Lynx fur was known to Venetian merchants who roamed the world at their peak. There are several portraits depicting the Doge and prominent members of the venetian aristocracy wearing lynx fur.
Ethics and Sustainability
Lynx fur pelts come exclusively from trapping. Threatened species like the Iberian lynx are banned from commercial use. Trapping methods and number of skins per hunter are heavily regulated and monitored. All pelts that are auctioned are tagged with barcoded information which certifies their origin. Regulated hunting and trapping helps maintaining balance in ecosystems. Thanks to the lynx fur coat excellent durabilit , its lifespan can reach up to 25 years. Even if the design of a lynx coat goes out of fashion the elasticity and properties of lynx skins allow for revisions and remodeling to contemporary styles.

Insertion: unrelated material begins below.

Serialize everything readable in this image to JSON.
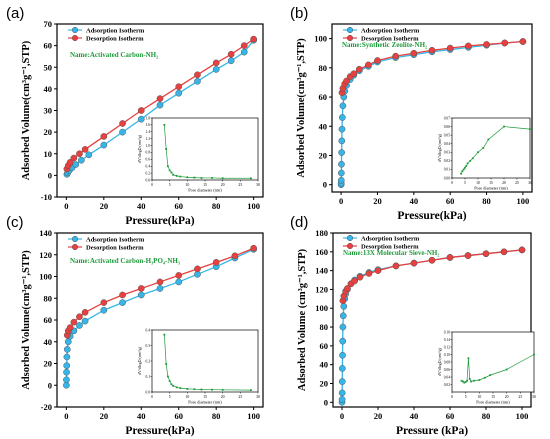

This comes as an answer to eco fashion advocates that criticize the fur industry while at the same time they adopt fast fashion and synthetic materials. The impact of which is overconsumption of clothing that is used for one season and then rendered useless. In addition, fur is a natural material that can be decomposed and return to the ecosystem, whereas synthetic materials will remain for hundreds of years polluting the environment.